A recent survey on diversity in law departments, InsideCounsel, Oct. 2006 at 56 et seq., states that “377 in-house attorneys responded to this survey. 19 percent of them were general counsel. 70 percent of respondents identified themselves as white; 14 percent as black; 7 percent as Hispanic; and 7 percent as Asian.” From these statements, ponder four points about surveys.

For a survey to have added credibility, it is important to disclose how many people were invited to complete the survey, and how that population was decided. For example, interpretation of the results differs if all readers of InsideCounsel were sent a survey or if only members of affiliation organizations, such as the Minority Corporate Counsel Association, were urge to complete an online survey.

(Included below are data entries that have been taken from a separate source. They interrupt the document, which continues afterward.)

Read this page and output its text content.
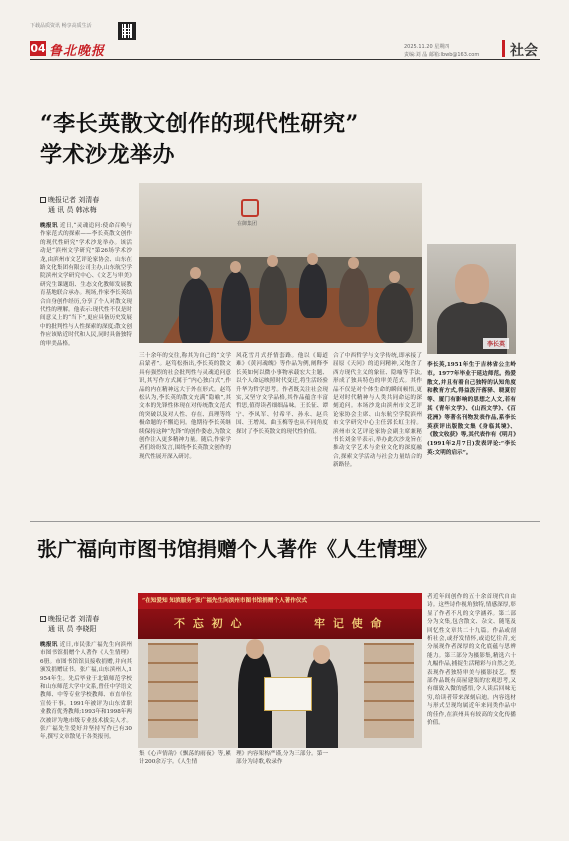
下载品质资讯 畅享高质生活
04 鲁北晚报	2025.11.20 星期四
责编:刘 晶 邮箱:lbwb@163.com 社会
“李长英散文创作的现代性研究”
学术沙龙举办
晚报记者 刘清春
通 讯 员 韩冰梅
晚报讯 近日,“灵魂追问:使命召唤与作家范式的探索——李长英散文创作的现代性研究”学术沙龙举办。该活动是“滨州文学研究”第26场学术沙龙,由滨州市文艺评论家协会、山东在路文化集团有限公司主办,山东航空学院滨州文学研究中心、《文艺与审美》研究生课题组、生态文化教师发展教育基地联合承办。现场,作家李长英结合自身创作经历,分享了个人对散文现代性的理解。他表示:现代性不仅是时间意义上的“当下”,更应具备历史发展中的批判性与人性探索的深度;散文创作应该贴近时代和人民,同时具备独特的审美品格。
在御集团
三十余年的交往,称其为自己的“文学启蒙者”。赵笃松指出,李长英的散文具有强烈的社会批判性与灵魂追问意识,其写作方式属于“内心独白式”,作品的内在精神远大于外在形式。赵笃松认为,李长英的散文充满“隐喻”,其文本的先锋性体现在对传统散文范式的突破以及对人性、存在、真理等终极命题的不懈追问。他期待李长英继续保持这种“先锋”的创作姿态,为散文创作注入更多精神力量。随后,作家学者们纷纷发言,围绕李长英散文创作的现代性展开深入研讨。
风花雪月式抒情套路。他以《蜀道难》《黄河魂魄》等作品为例,阐释李长英如何以微小事物承载宏大主题、以个人命运映照时代变迁,将生活经验升华为哲学思考。作者既关注社会现实,又坚守文学品格,其作品蕴含丰富哲思,值得读者细细品味。王长征、谭宁、李凤军、付希平、孙永、赵兵国、王增凤、曲玉梅等也从不同角度探讨了李长英散文的现代性价值。
合了中西哲学与文学传统,即承接了屈原《天问》的追问精神,又饱含了西方现代主义的象征、隐喻等手法,形成了独具特色的审美范式。其作品不仅是对个体生命的瞬间顿悟,更是对时代精神与人类共同命运的深刻追问。本场沙龙由滨州市文艺评论家协会主席、山东航空学院滨州市文学研究中心主任郭长虹主持。滨州市文艺评论家协会副主席兼秘书长刘金平表示,举办此次沙龙旨在推动文学艺术与企业文化的深度融合,探索文学活动与社会力量结合的新路径。
李长英
李长英,1951年生于吉林省公主岭市。1977年毕业于延边师范。热爱散文,并且有着自己独特的认知角度和教育方式,得益汲汗落驿、晓夏衍等、厦门有影响的思想之人文,若有其《青年文学》、《山西文学》、《百花洲》等著名刊物发表作品,系李长英获评出版散文集《身临其境》、《散文收获》等,其代表作有《明月》(1991年2月7日)发表评论:“李长英:文明的启示”。
张广福向市图书馆捐赠个人著作《人生情理》
晚报记者 刘清春
通 讯 员 李晓阳
晚报讯 近日,市民张广福先生向滨州市图书馆捐赠个人著作《人生情理》6册。市图书馆馆员接收捐赠,并向其颁发捐赠证书。张广福,山东滨州人,1954年生。先后毕业于北镇师范学校和山东师范大学中文系,曾任中学语文教师、中等专业学校教师、市直单位宣传干事。1991年被评为山东省职业教育优秀教师;1993年和1998年两次被评为地市级专业技术拔尖人才。张广福先生爱好并坚持写作已有30年,撰写文章散见于各类报刊。
“在知爱知 知滨服务”张广福先生向滨州市图书馆捐赠个人著作仪式
不 忘 初 心	牢 记 使 命
集《心声情韵》《飘荡的雨夜》等,累计200余万字。《人生情
理》内容架构严谨,分为三部分。第一部分为诗歌,收录作
者近年间创作的五十余首现代自由诗。这些诗作视角独特,情感深厚,彰显了作者不凡的文学涵养。第二部分为文集,包含散文、杂文、随笔及回忆性文章共二十九篇。作品或剖析社会,或抒发情怀,或追忆往昔,充分展现作者深厚的文化底蕴与思辨能力。第三部分为摄影集,精选六十九幅作品,捕捉生活精彩与自然之美,表现作者独特审美与摄影技艺。整部作品既有高屋建瓴的宏观思考,又有细致入微的感悟,令人读后回味无穷,给读者带来深刻启迪。内容选材与形式呈现均属近年来同类作品中的佳作,在滨州具有较高的文化传播价值。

Second, the article refers repeatedly to the percentage of companies or law departments who responded a certain way, yet the respondents were individuals. Do we know that only one person from any one law department responded?

Third, the assumption behind most surveys is that every respondent’s views hold equal weight and they have reasonably similar experience. With this one, however, the views expressed could be those of the general counsel of a 200 lawyer department or the most-recently hired third-year associate at a four-lawyer department.

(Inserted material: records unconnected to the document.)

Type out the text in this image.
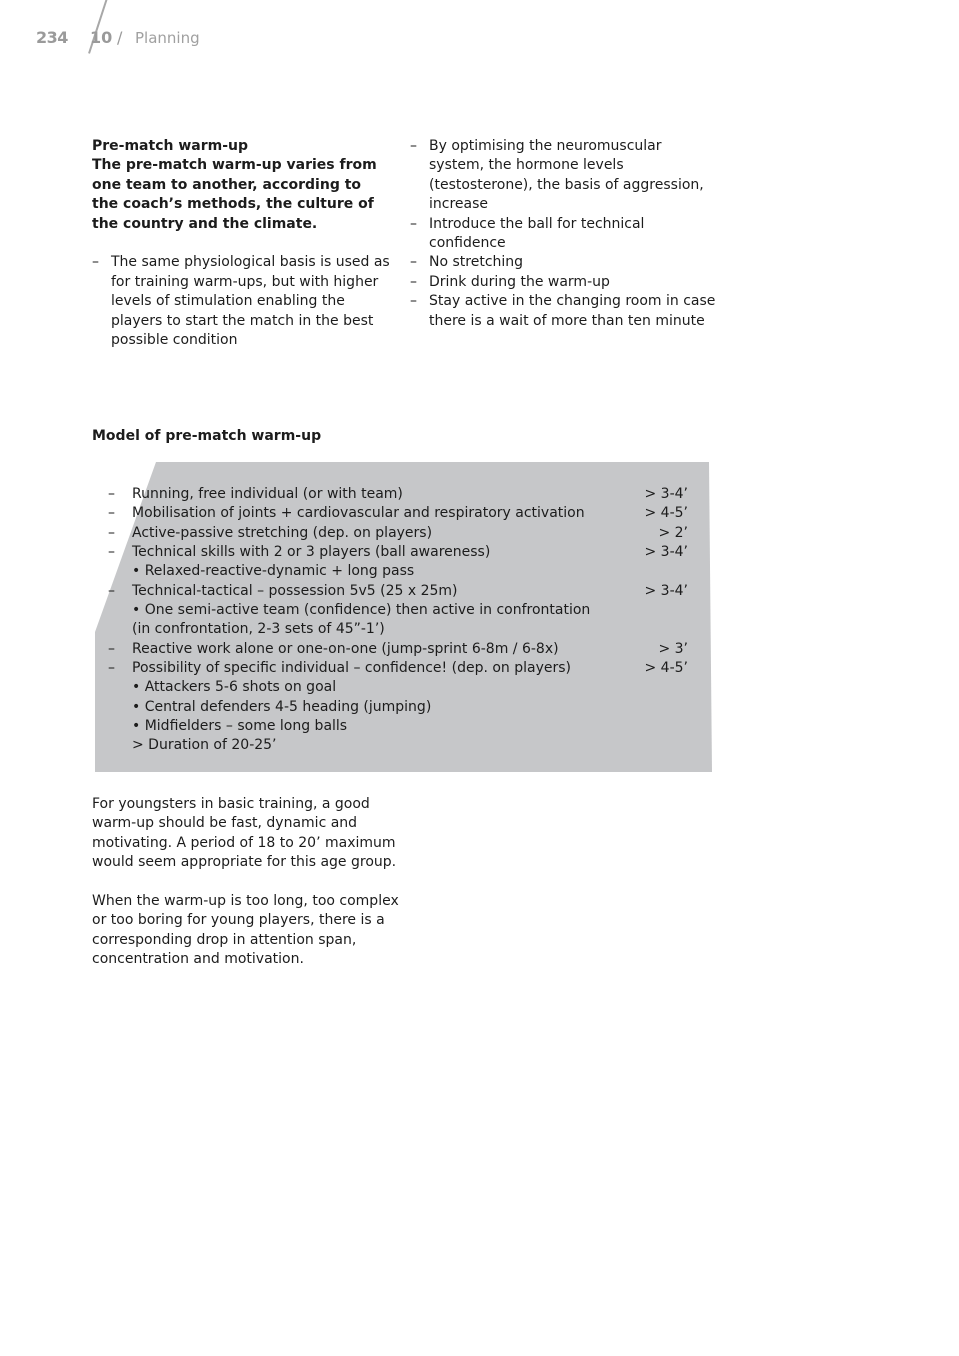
234 10 / Planning
Pre-match warm-up
The pre-match warm-up varies from one team to another, according to the coach’s methods, the culture of the country and the climate.
– The same physiological basis is used as for training warm-ups, but with higher levels of stimulation enabling the players to start the match in the best possible condition
– By optimising the neuromuscular system, the hormone levels (testosterone), the basis of aggression, increase
– Introduce the ball for technical confidence
– No stretching
– Drink during the warm-up
– Stay active in the changing room in case there is a wait of more than ten minute
Model of pre-match warm-up
– Running, free individual (or with team)	> 3-4’
– Mobilisation of joints + cardiovascular and respiratory activation	> 4-5’
– Active-passive stretching (dep. on players)	> 2’
– Technical skills with 2 or 3 players (ball awareness)	> 3-4’
• Relaxed-reactive-dynamic + long pass
– Technical-tactical – possession 5v5 (25 x 25m)	> 3-4’
• One semi-active team (confidence) then active in confrontation
(in confrontation, 2-3 sets of 45”-1’)
– Reactive work alone or one-on-one (jump-sprint 6-8m / 6-8x)	> 3’
– Possibility of specific individual – confidence! (dep. on players)	> 4-5’
• Attackers 5-6 shots on goal
• Central defenders 4-5 heading (jumping)
• Midfielders – some long balls
> Duration of 20-25’
For youngsters in basic training, a good warm-up should be fast, dynamic and motivating. A period of 18 to 20’ maximum would seem appropriate for this age group.
When the warm-up is too long, too complex or too boring for young players, there is a corresponding drop in attention span, concentration and motivation.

Self-selection bias is my fourth observation on methodology. Readers can glean from the information provided that the respondents were disproportionately members of minority groups. Since about 30 percent were non-white, and that is a higher percentage of non-white attorneys than law departments in the United States typically have, some degree of skew is present. Put differently, to speak on attitudes of US law departments as a whole, the survey should have had proportionate representation by each group’s current demographic mix.